Why do regex constructors need to be double escaped?

65

In the regex below, \s denotes a space character. I imagine the regex parser, is going through the string and sees \ and knows that the next character is special.

But this is not the case as double escapes are required.

Why is this?

var res = new RegExp('(\\s|^)' + foo).test(moo);

Is there a concrete example of how a single escape could be mis-interpreted as something else?

3

  • 1

    Remember, it’s not that Java or the Regexp constructor need clarification, it’s the compiler (or parser).

    – GJK

    Jul 25, 2013 at 16:04

  • 3

    To add to the already-correct answers: note that if you write a RegExp literal in JavaScript, you don’t need to escape the backslash, as you would suspect: /(\s|^)/

    – Dan Tao

    Jul 25, 2013 at 16:05

  • Related: stackoverflow.com/a/37329801/1225328.

    – sp00m

    Jul 30, 2018 at 9:00

55

You are constructing the regular expression by passing a string to the RegExp constructor.

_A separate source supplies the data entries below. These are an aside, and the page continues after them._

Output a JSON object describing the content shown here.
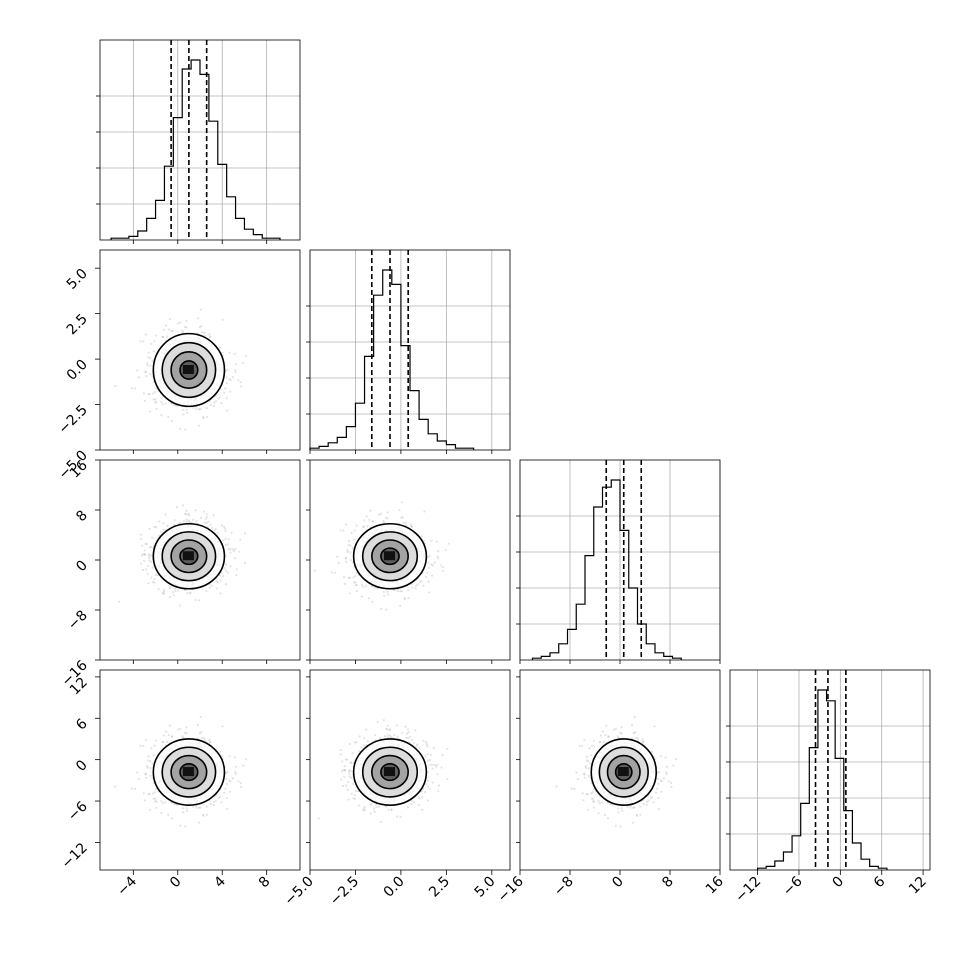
{
  "chart_data": {
    "type": "corner",
    "parameters": 4,
    "grid": true,
    "quantile_lines": "dashed",
    "axes": [
      {
        "range": [
          -7,
          11
        ],
        "ticks": [
          -4,
          0,
          4,
          8
        ],
        "tick_labels": [
          "−4",
          "0",
          "4",
          "8"
        ],
        "quantiles": [
          -0.6,
          1.0,
          2.6
        ]
      },
      {
        "range": [
          -5,
          6
        ],
        "ticks": [
          -5.0,
          -2.5,
          0.0,
          2.5,
          5.0
        ],
        "tick_labels": [
          "−5.0",
          "−2.5",
          "0.0",
          "2.5",
          "5.0"
        ],
        "quantiles": [
          -1.6,
          -0.6,
          0.4
        ]
      },
      {
        "range": [
          -16,
          16
        ],
        "ticks": [
          -16,
          -8,
          0,
          8,
          16
        ],
        "tick_labels": [
          "−16",
          "−8",
          "0",
          "8",
          "16"
        ],
        "quantiles": [
          -2.2,
          0.6,
          3.4
        ]
      },
      {
        "range": [
          -16,
          13
        ],
        "ticks": [
          -12,
          -6,
          0,
          6,
          12
        ],
        "tick_labels": [
          "−12",
          "−6",
          "0",
          "6",
          "12"
        ],
        "quantiles": [
          -3.6,
          -1.8,
          0.8
        ]
      }
    ],
    "histograms": [
      {
        "parameter": 1,
        "bin_start": -6.0,
        "bin_width": 0.8,
        "counts": [
          1,
          1,
          2,
          5,
          12,
          22,
          41,
          68,
          95,
          100,
          92,
          66,
          42,
          24,
          12,
          6,
          3,
          1,
          1
        ]
      },
      {
        "parameter": 2,
        "bin_start": -5.0,
        "bin_width": 0.5,
        "counts": [
          1,
          2,
          4,
          7,
          13,
          26,
          52,
          86,
          100,
          92,
          58,
          33,
          17,
          9,
          5,
          3,
          1,
          1
        ]
      },
      {
        "parameter": 3,
        "bin_start": -14.0,
        "bin_width": 1.4,
        "counts": [
          1,
          2,
          4,
          9,
          17,
          31,
          58,
          85,
          96,
          100,
          72,
          40,
          20,
          9,
          4,
          2,
          1
        ]
      },
      {
        "parameter": 4,
        "bin_start": -12.0,
        "bin_width": 1.25,
        "counts": [
          1,
          2,
          5,
          10,
          19,
          37,
          68,
          100,
          94,
          62,
          33,
          15,
          6,
          2,
          1
        ]
      }
    ],
    "joint": [
      {
        "x_param": 1,
        "y_param": 2,
        "center": [
          1.0,
          -0.6
        ],
        "sigma": [
          1.6,
          1.0
        ]
      },
      {
        "x_param": 1,
        "y_param": 3,
        "center": [
          1.0,
          0.6
        ],
        "sigma": [
          1.6,
          2.6
        ]
      },
      {
        "x_param": 2,
        "y_param": 3,
        "center": [
          -0.6,
          0.6
        ],
        "sigma": [
          1.0,
          2.6
        ]
      },
      {
        "x_param": 1,
        "y_param": 4,
        "center": [
          1.0,
          -1.8
        ],
        "sigma": [
          1.6,
          2.4
        ]
      },
      {
        "x_param": 2,
        "y_param": 4,
        "center": [
          -0.6,
          -1.8
        ],
        "sigma": [
          1.0,
          2.4
        ]
      },
      {
        "x_param": 3,
        "y_param": 4,
        "center": [
          0.6,
          -1.8
        ],
        "sigma": [
          2.6,
          2.4
        ]
      }
    ],
    "contour_levels_sigma": [
      0.5,
      1.0,
      1.5,
      2.0
    ]
  }
}
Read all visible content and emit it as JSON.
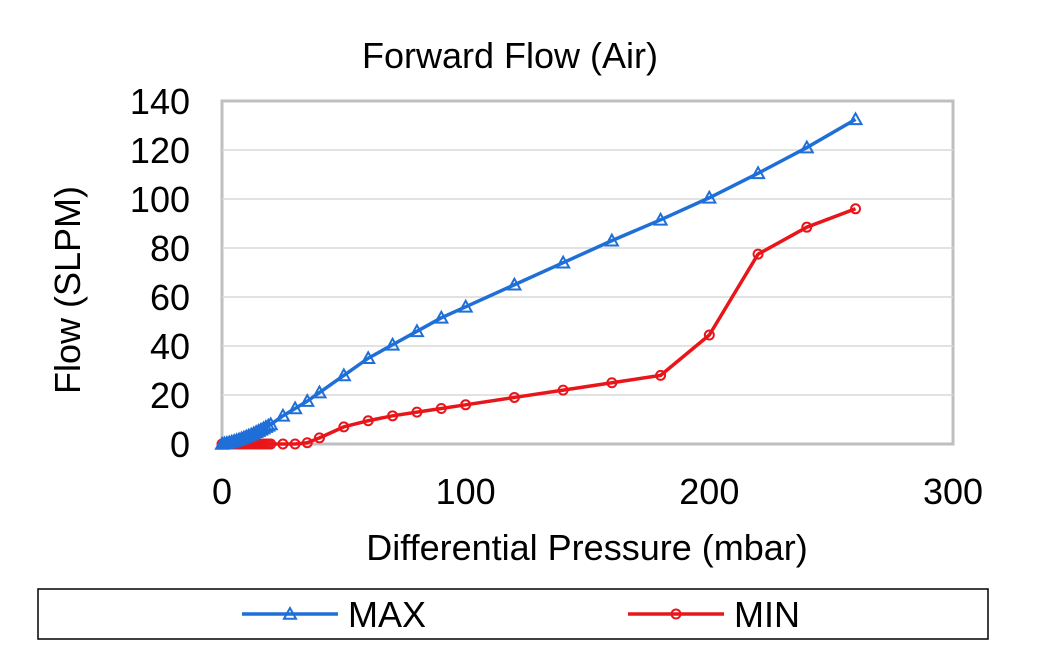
{
  "chart_data": {
    "type": "line",
    "title": "Forward Flow (Air)",
    "xlabel": "Differential Pressure (mbar)",
    "ylabel": "Flow (SLPM)",
    "xlim": [
      0,
      300
    ],
    "ylim": [
      0,
      140
    ],
    "xticks": [
      0,
      100,
      200,
      300
    ],
    "yticks": [
      0,
      20,
      40,
      60,
      80,
      100,
      120,
      140
    ],
    "grid": "horizontal",
    "legend_position": "bottom",
    "series": [
      {
        "name": "MAX",
        "color": "#1f6fd8",
        "marker": "triangle",
        "x": [
          0,
          1,
          2,
          3,
          4,
          5,
          6,
          7,
          8,
          9,
          10,
          11,
          12,
          13,
          14,
          15,
          16,
          17,
          18,
          19,
          20,
          25,
          30,
          35,
          40,
          50,
          60,
          70,
          80,
          90,
          100,
          120,
          140,
          160,
          180,
          200,
          220,
          240,
          260
        ],
        "y": [
          0,
          0.2,
          0.4,
          0.6,
          0.9,
          1.2,
          1.5,
          1.8,
          2.2,
          2.6,
          3.0,
          3.4,
          3.8,
          4.3,
          4.8,
          5.3,
          5.8,
          6.3,
          6.9,
          7.4,
          8,
          11.5,
          14.5,
          17.5,
          21,
          28,
          35,
          40.5,
          46,
          51.5,
          56,
          65,
          74,
          83,
          91.5,
          100.5,
          110.5,
          121,
          132.5
        ]
      },
      {
        "name": "MIN",
        "color": "#e8161b",
        "marker": "circle",
        "x": [
          0,
          1,
          2,
          3,
          4,
          5,
          6,
          7,
          8,
          9,
          10,
          11,
          12,
          13,
          14,
          15,
          16,
          17,
          18,
          19,
          20,
          25,
          30,
          35,
          40,
          50,
          60,
          70,
          80,
          90,
          100,
          120,
          140,
          160,
          180,
          200,
          220,
          240,
          260
        ],
        "y": [
          0,
          0,
          0,
          0,
          0,
          0,
          0,
          0,
          0,
          0,
          0,
          0,
          0,
          0,
          0,
          0,
          0,
          0,
          0,
          0,
          0,
          0,
          0,
          0.5,
          2.5,
          7,
          9.5,
          11.5,
          13,
          14.5,
          16,
          19,
          22,
          25,
          28,
          44.5,
          77.5,
          88.5,
          96
        ]
      }
    ]
  }
}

\ is an escape character in string literals.

The \ is consumed by the string literal parsing…

const foo = "foo";
const string = '(\s|^)' + foo;
console.log(string);

… so the data you pass to the RegEx compiler is a plain s and not \s.

You need to escape the \ to express the \ as data instead of being an escape character itself.

1

  • 2

    That pertains to both regular string literals as well as template string literals.

    Sep 27, 2018 at 15:28

23

Inside the code where you’re creating a string, the backslash is a javascript escape character first, which means the escape sequences like \t, \n, \", etc. will be translated into their javascript counterpart (tab, newline, quote, etc.), and that will be made a part of the string. Double-backslash represents a single backslash in the actual string itself, so if you want a backslash in the string, you escape that first.

So when you generate a string by saying var someString = '(\\s|^)', what you’re really doing is creating an actual string with the value (\s|^).

    11

    The Regex needs a string representation of \s, which in JavaScript can be produced using the literal "\\s".

    Here’s a live example to illustrate why "\s" is not enough:

    alert("One backslash:          \s\nDouble backslashes: \\s");

    Note how an extra \ before \s changes the output.